S’il s’est exprimé publiquement, c’est que sa démarche est à la fois personnelle et politique. Il s’agit de prendre la défense des personnes transgenres. Toutes celles et ceux qui, contrairement à lui, n’ont pas un statut de star en guise de bouclier, sont la cible d’agressions, se suicident, tentent de le faire pour 40% d’entre eux ou finissent assassinés. «Aux Etats-Unis, ils étaient 40 en 2020, en majorité Noirs ou Latinos», rappelle-t-il.

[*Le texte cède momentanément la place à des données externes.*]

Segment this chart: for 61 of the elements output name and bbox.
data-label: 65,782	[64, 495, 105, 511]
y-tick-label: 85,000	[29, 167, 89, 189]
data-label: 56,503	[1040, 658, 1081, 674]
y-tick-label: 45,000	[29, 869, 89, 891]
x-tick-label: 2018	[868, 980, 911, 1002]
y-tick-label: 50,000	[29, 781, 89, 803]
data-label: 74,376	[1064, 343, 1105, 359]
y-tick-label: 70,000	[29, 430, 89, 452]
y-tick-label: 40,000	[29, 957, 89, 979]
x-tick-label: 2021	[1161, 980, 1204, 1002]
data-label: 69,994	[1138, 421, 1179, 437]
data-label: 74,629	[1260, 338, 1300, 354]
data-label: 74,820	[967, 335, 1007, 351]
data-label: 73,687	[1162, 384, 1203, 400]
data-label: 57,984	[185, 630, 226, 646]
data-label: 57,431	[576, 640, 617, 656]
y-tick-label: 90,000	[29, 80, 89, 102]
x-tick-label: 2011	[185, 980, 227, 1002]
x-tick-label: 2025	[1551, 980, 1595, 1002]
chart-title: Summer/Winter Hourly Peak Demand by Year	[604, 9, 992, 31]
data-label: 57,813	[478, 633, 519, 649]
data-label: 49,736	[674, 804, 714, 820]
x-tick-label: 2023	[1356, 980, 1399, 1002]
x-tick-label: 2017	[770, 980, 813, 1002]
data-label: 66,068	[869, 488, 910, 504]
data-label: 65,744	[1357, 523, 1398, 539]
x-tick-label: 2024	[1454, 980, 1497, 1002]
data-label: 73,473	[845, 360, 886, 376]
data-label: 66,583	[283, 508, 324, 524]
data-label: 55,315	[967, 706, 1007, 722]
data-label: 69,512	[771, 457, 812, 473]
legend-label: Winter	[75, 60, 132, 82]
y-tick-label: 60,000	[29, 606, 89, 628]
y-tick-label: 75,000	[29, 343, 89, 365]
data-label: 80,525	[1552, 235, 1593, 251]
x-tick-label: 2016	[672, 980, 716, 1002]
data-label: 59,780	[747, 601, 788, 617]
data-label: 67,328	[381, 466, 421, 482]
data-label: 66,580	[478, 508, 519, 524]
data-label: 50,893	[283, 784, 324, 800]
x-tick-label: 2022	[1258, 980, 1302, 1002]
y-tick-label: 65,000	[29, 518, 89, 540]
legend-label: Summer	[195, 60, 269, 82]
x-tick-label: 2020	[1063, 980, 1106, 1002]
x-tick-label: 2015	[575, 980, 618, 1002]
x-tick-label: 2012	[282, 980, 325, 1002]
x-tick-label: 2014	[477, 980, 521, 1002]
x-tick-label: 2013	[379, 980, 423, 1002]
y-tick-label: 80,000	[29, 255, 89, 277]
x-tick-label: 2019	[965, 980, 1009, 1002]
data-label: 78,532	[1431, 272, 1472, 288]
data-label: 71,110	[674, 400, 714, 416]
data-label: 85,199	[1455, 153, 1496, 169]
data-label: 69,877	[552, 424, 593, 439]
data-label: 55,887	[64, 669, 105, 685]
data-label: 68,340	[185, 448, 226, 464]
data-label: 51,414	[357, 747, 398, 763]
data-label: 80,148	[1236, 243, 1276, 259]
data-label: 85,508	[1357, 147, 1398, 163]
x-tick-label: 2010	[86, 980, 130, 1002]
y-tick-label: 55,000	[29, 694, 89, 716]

En 2014 déjà, son coming out à la tribune du gala Human Rights fut salué. «Je suis ici aujourd’hui parce que je suis homosexuelle (le féminin renvoie ici à Ellen*, ndlr). Et parce que… peut-être que je peux changer les choses. Pour aider les autres à vivre une vie plus simple et avec plus d’espoir.» En marge de sa carrière débutait le combat d’une vie. «Je sens que j’ai une obligation personnelle et une responsabilité sociale. Je le fais aussi égoïstement, parce que je suis fatiguée de me cacher et de mentir par omission. J’ai souffert pendant des années parce que j’avais peur d’être «découverte». Mon esprit, ma santé mentale et mes relations en ont souffert. Et je me tiens ici, aujourd’hui, avec vous, de l’autre côté de la barrière de cette douleur […] parce que nous méritons tous de vivre pleinement l’amour, à égalité, sans honte ni compromis.» Deux ans plus tard, la sortie de Free Love sera l’occasion de s’en prendre au milieu du cinéma: «Quelque chose à Hollywood et dans l’industrie cinématographique me faisait clairement sentir que je ne pouvais pas l’avouer.»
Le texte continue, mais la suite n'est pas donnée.